# Update to Topper to Shank clamp



## Gloops (Jan 23, 2015)

Hi,

Thanks for the interest for earlier posting, I Thought I should give info on the full clamp.

The blocks using the elastic band are only half of it, it was initially made for the more standard handled stick, I personally prefer to use a good length on the handle to shank area which allows for this type of clamp,

The holes for the four long threaded bars in the blocks are oversize to allow for any taper on handle and shank


----------



## cobalt (Nov 14, 2013)

Thats a useful idea okay if use that .think its a good idea .
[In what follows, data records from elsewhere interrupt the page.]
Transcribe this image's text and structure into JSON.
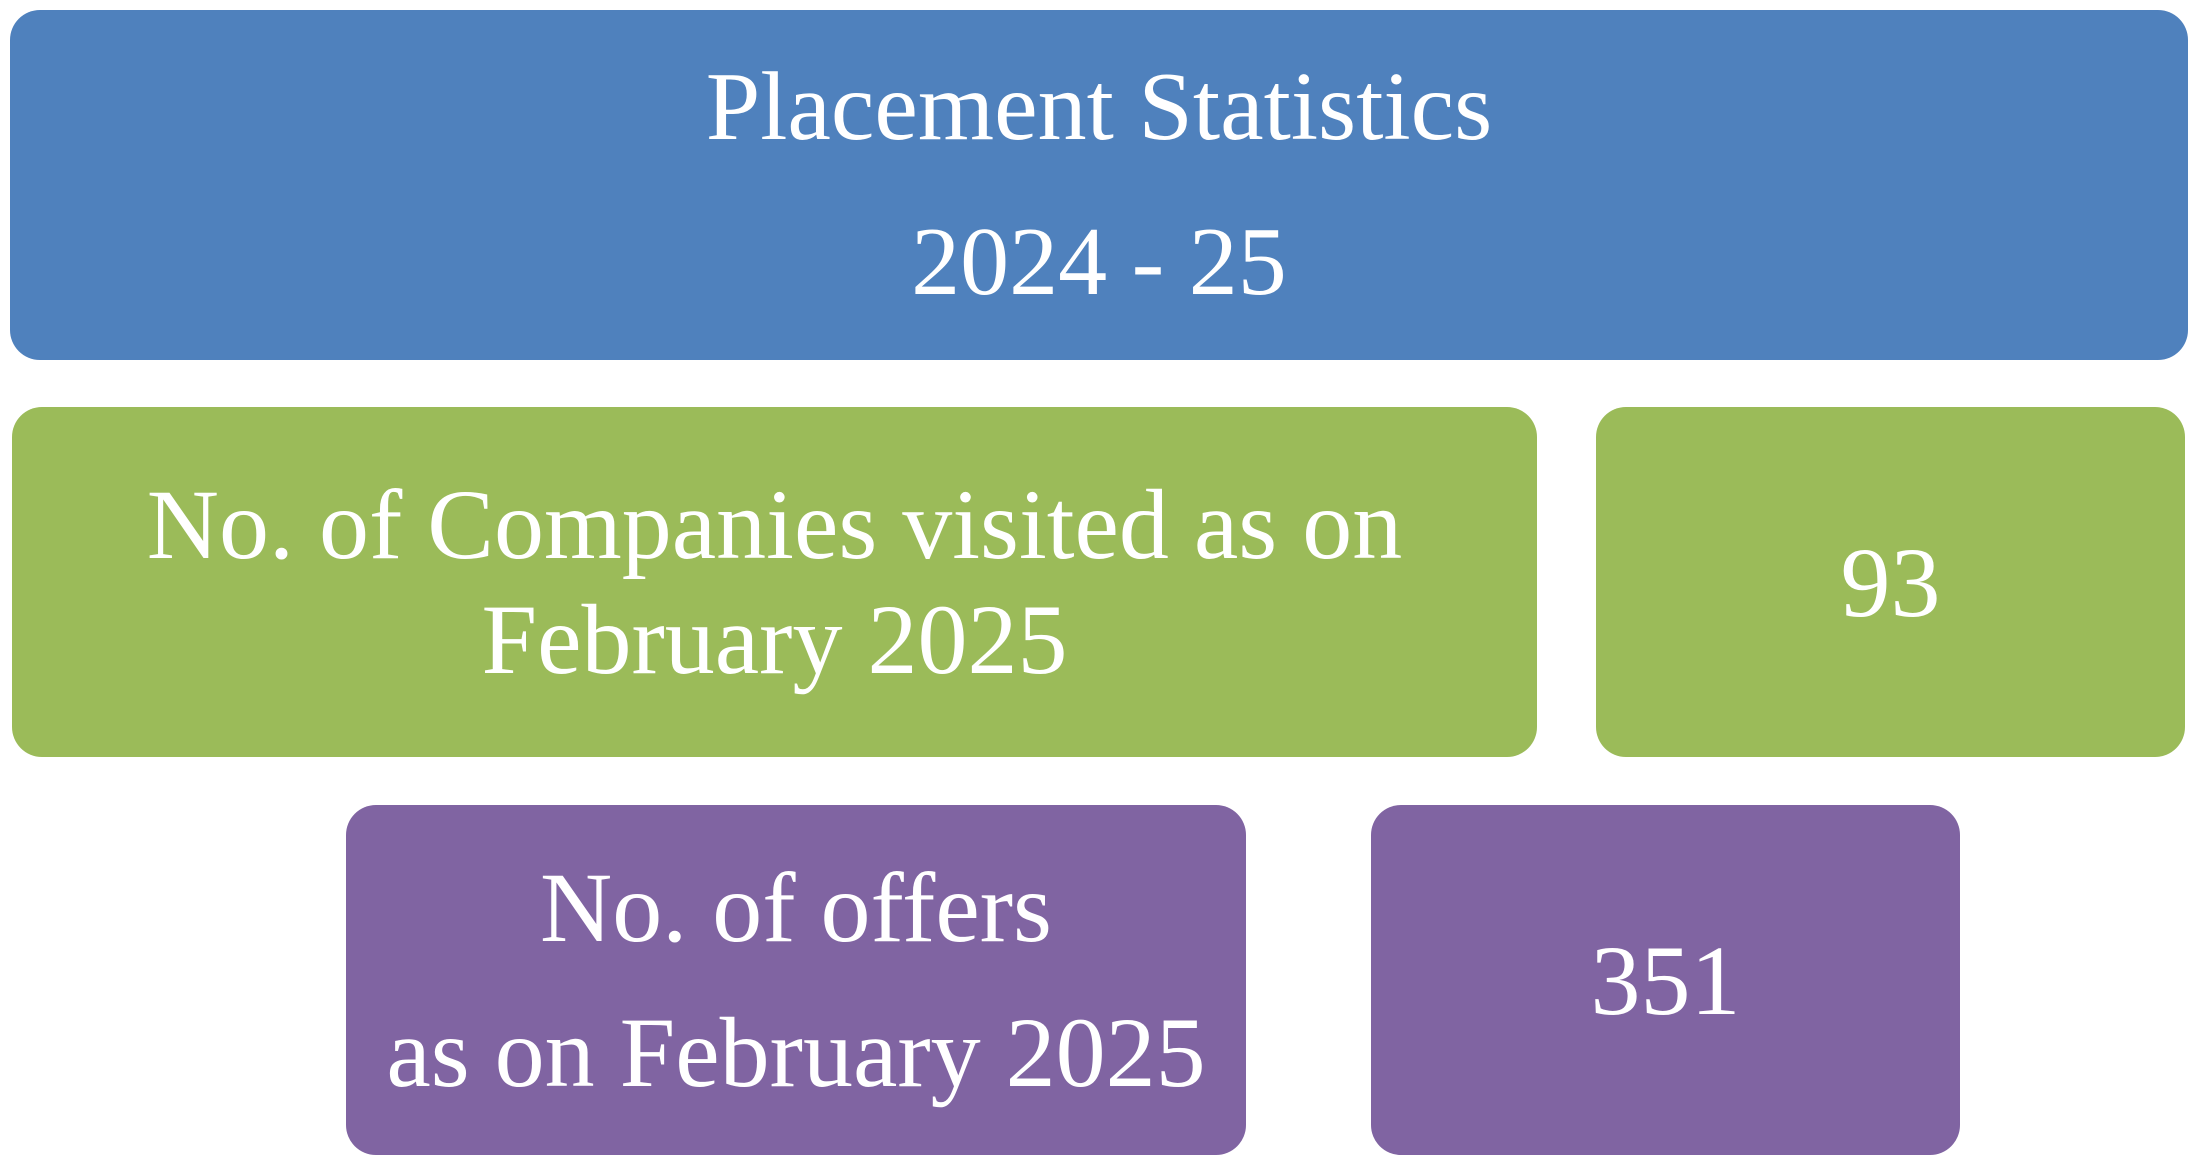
{
  "header": {
    "title": "Placement Statistics",
    "year": "2024 - 25"
  },
  "companies": {
    "label_line1": "No. of Companies visited as on",
    "label_line2": "February 2025",
    "value": "93"
  },
  "offers": {
    "label_line1": "No. of offers",
    "label_line2": "as on February 2025",
    "value": "351"
  },
  "colors": {
    "header": "#4f81bd",
    "companies": "#9bbb59",
    "offers": "#8064a2",
    "text": "#ffffff"
  }
}
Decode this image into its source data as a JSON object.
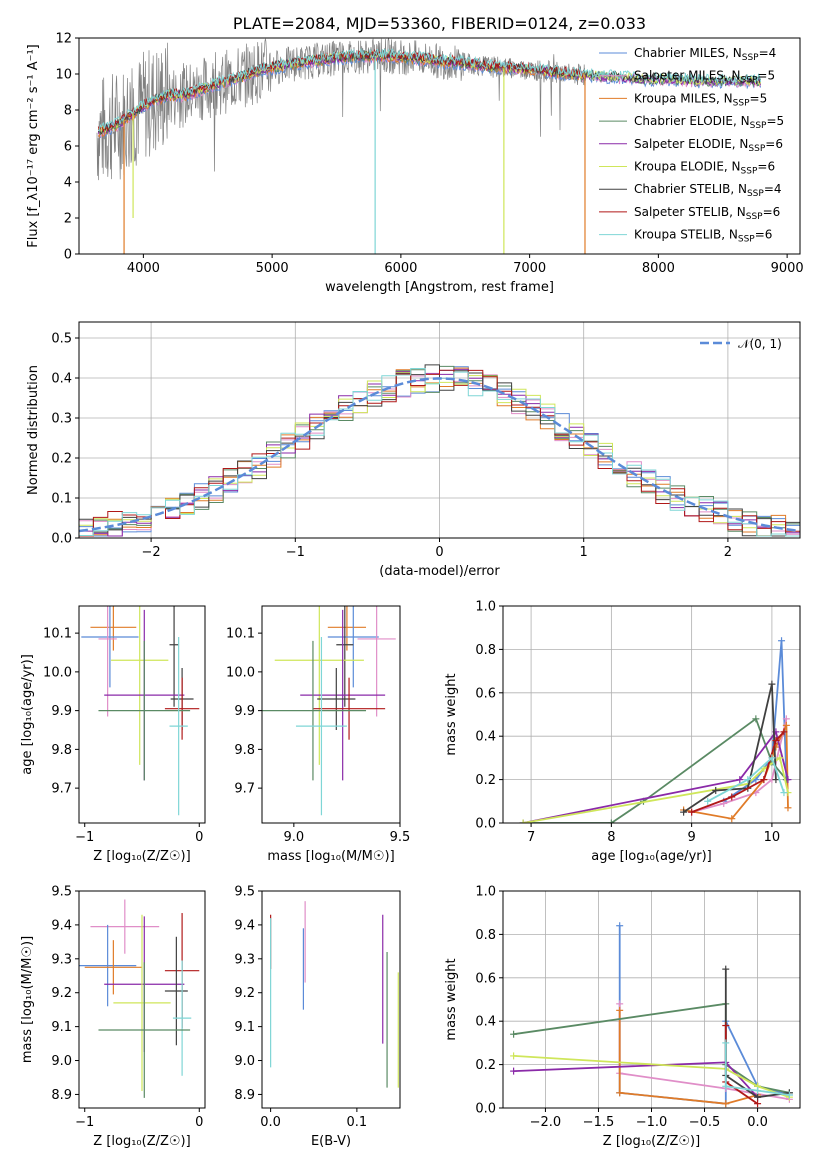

love the cardigan stick nice piece of wood

thanks


----------



## Gloops (Jan 23, 2015)

cobalt said:


> Thats a useful idea okay if use that .think its a good idea .
> 
> love the cardigan stick nice piece of wood
> 
> thanks


No Prob, make and use, anything I post can be used by all


----------



## Sean (Dec 29, 2012)

Great clamping system, well done.


----------



## Rodney (Jun 12, 2015)

I like the clamps and the stick. Great looking handle and a nice shank on it. I like the spiral.

Rodney


----------



## CV3 (Jan 30, 2014)

Nice jig. I will have to try one. Great looking cardigan cane. I use an pipe clamp. Not as compact a unit.


----------



## Gloops (Jan 23, 2015)

That looks to work well, like the shaped handle protector piece


----------